The balance of power in Clarefield is shifting, and Theo may not be top dog for long; Elizabeth is sent to investigate, but when she is captured by Theo's gang, it seems there may be a Clarefield spy at Thunder Mountain.

This Season:This Episode:
Luke Perry [Jeremiah]
Malcolm-Jamal Warner [Kurdy]
Created by J. Michael Straczynski

Executive Producer Luke Perry
Produced by George Horie
Based on the Comic Book by Hermann Huppen

Executive Producers J. Michael Straczynski
Sam Egan
Peter Stebbings [Markus Alexander]
Kim Hawthorne [Theo]
Byron Lawson [Lee Chen]
Ingrid Kavelaars [Erin]
Kandyse McClure [Elizabeth]
Ben Bass
Written by Sam Egan
Directed by Holly Dale

Markus has heard rumours that Theo may have rivals preparing to stage a coup for control of Clarefield. He hoped the new regime may be prepared to form an alliance, and so he sent two members to investigate, including Elizabeth. Unfortunately, Clarefield picked up a transmission between someone in Thunder Mountain and his sister who lives in Clarefield. Rasmussen stages his coup.


Elizabeth volunteered for the mission to Clarefield; as Simon's lover, she felt she had a score to settle with Theo (see "The Long Road"). She and Kurdy become closer at the end of the episode.

Keith was one of the nerds in "The Long Road".

Jacob Rutledge, an electronics specialist originally from Montana, was recruited by Thunder Mountain six years ago aged twenty. He asked for his sister, Deborah, to join him, but his request was refused. He has been in radio contact with her, and she knows of Thunder Mountain. The council eventually decide to sentence him to a year's ban on the use of communication equipment.

Theo says if she had her time over she would "kill a hundred Matthews, a thousand Simons, if it meant protecting my people". She perceptively points out that deciding who the bad guys and the good guys are seems to have always come easily to Jeremiah. She also points out that her ethical stance is similar to Jeremiah's - they're both ready to kill to protect their own - but that Jeremiah considers himself to be more moral than Theo is.

Theo was raped when she was thirteen. She got a chance to shoot her attacker and fled, pursued by a posse.


"You're not exactly alone man, I'm here." "Yeah, like I said, somebody's got it in for my ass." - Jeremiah and Kurdy.

Theo: "Didn't the Big Death teach you anything?" Jeremiah: "It taught me that life is precious." Theo: "That's funny - it taught me life is cheap."
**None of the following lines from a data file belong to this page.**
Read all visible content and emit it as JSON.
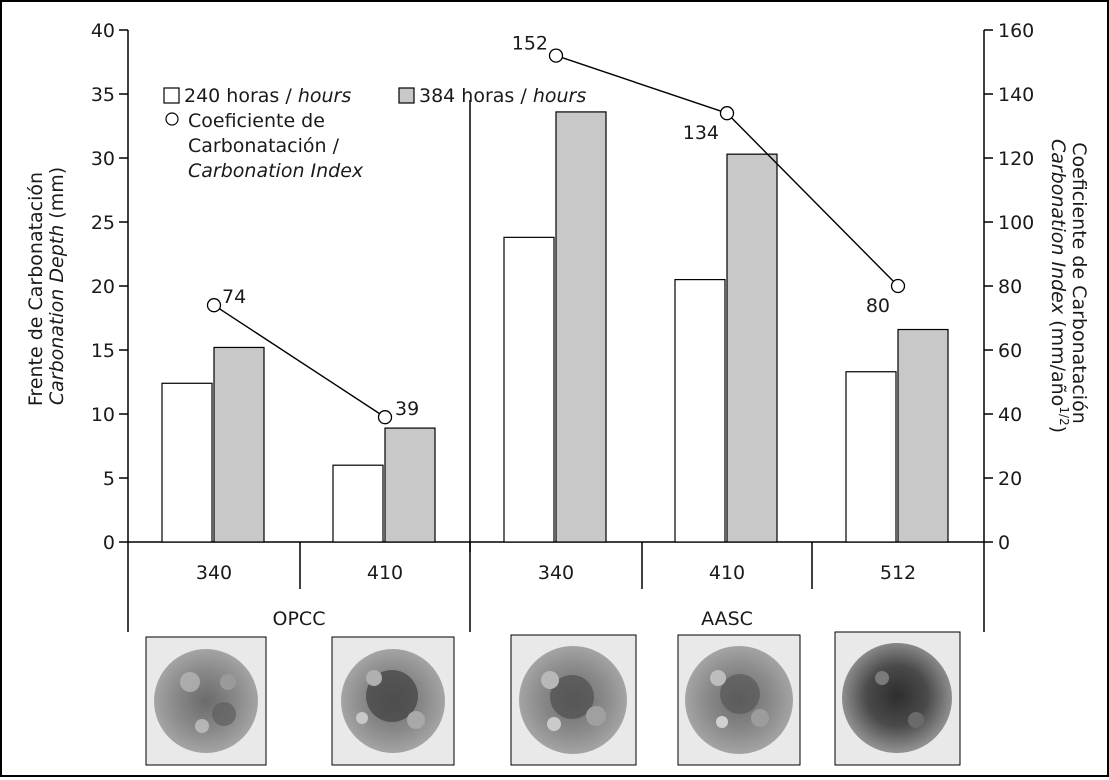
{
  "chart_data": {
    "type": "bar",
    "groups": [
      {
        "name": "OPCC",
        "categories": [
          "340",
          "410"
        ]
      },
      {
        "name": "AASC",
        "categories": [
          "340",
          "410",
          "512"
        ]
      }
    ],
    "categories": [
      "340",
      "410",
      "340",
      "410",
      "512"
    ],
    "series": [
      {
        "name": "240 horas / hours",
        "axis": "left",
        "color": "#ffffff",
        "values": [
          12.4,
          6.0,
          23.8,
          20.5,
          13.3
        ]
      },
      {
        "name": "384 horas / hours",
        "axis": "left",
        "color": "#c8c8c8",
        "values": [
          15.2,
          8.9,
          33.6,
          30.3,
          16.6
        ]
      }
    ],
    "line_series": {
      "name": "Coeficiente de Carbonatación / Carbonation Index",
      "axis": "right",
      "values": [
        74,
        39,
        152,
        134,
        80
      ],
      "labels": [
        "74",
        "39",
        "152",
        "134",
        "80"
      ],
      "segments": [
        [
          0,
          1
        ],
        [
          2,
          3,
          4
        ]
      ]
    },
    "ylim_left": [
      0,
      40
    ],
    "yticks_left": [
      "0",
      "5",
      "10",
      "15",
      "20",
      "25",
      "30",
      "35",
      "40"
    ],
    "ylim_right": [
      0,
      160
    ],
    "yticks_right": [
      "0",
      "20",
      "40",
      "60",
      "80",
      "100",
      "120",
      "140",
      "160"
    ],
    "ylabel_left": {
      "line1": "Frente de Carbonatación",
      "line2_italic": "Carbonation Depth",
      "line2_rest": " (mm)"
    },
    "ylabel_right": {
      "line1": "Coeficiente de Carbonatación",
      "line2_italic": "Carbonation Index",
      "line2_rest": " (mm/año",
      "line2_sup": "1/2",
      "line2_end": ")"
    },
    "legend": {
      "item1_plain": "240 horas / ",
      "item1_italic": "hours",
      "item2_plain": "384 horas / ",
      "item2_italic": "hours",
      "item3_line1": "Coeficiente de",
      "item3_line2": "Carbonatación /",
      "item3_line3_italic": "Carbonation Index",
      "placement": "top-left"
    },
    "grid": false,
    "images": [
      "opcc-340-sample",
      "opcc-410-sample",
      "aasc-340-sample",
      "aasc-410-sample",
      "aasc-512-sample"
    ]
  }
}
Erin refers to the law of parsimony, more popularly known as "Occam's razor", which traditionally holds that of competing explanations, the simplest is preferable and that when looking for an explanation for an unknown phenomenon, one should proceed from what is already known. The theory is named after William of Occam (or Ockham), a English monk and scholar born in the thirteenth century, who wrote "Pluralitas non est ponenda sine neccesitate" ("Pluralities should not be posited without necessity").


The motto of Clarefield market - "one thing for another" - rather neatly summarises the plot.

Rasmussen has two marks on his left cheek, and Sam has three. Theo has a red streak running down from her right eye and three red marks on her right cheek. Are these signs of rank in Clarefield?

We glimpse a little more of the way Thunder Mountain is ruled in this episode; Markus appears to chair a council of about nine people, including both Erin and Lee. It seems that the group debate an issue and then Markus makes an executive decision. The strain of this is getting to Markus, and he passes responsibility for the decision about Jacob back to the council. Is this the first time in fifteen years that a problem has divided them? What form of judicial system do they normally use, or do they just expel those who break the rules? Expelling someone from Thunder Mountain may not be a good idea given the secrecy of the place - think what Theo would give for what Jacob knows. This helps to explain why they are reluctant to let anyone in until they're sure they can be trusted.

Theo's dig at Jeremiah, "You strutting around up there on your mountain, clucking your tongue at all of us chumps down here below", is a lot more literal than she realises.

Markus says that if the rules of Thunder Mountain are allowed to be relaxed for even one individual then "one day, all of this will come crashing down." This could be prophetic, given that, wherever his loyalties turn out to lie, Lee is as guilty of unauthorised contact with outsiders as Jacob is.


How does Deborah have access to radio equipment? Possibly it was some old technology of her father's - perhaps Jacob made sure it was kept in good repair.



Four stars

Lots to recommend here - a return visit to Clarefield was overdue, and there's a nice balance between the two connected plotlines, with everyone getting a little something to do. Best of all is the great interplay between Theo and Jeremiah, which compresses philosophy, wit, character background and a little sexual frisson into a handful of simple scenes.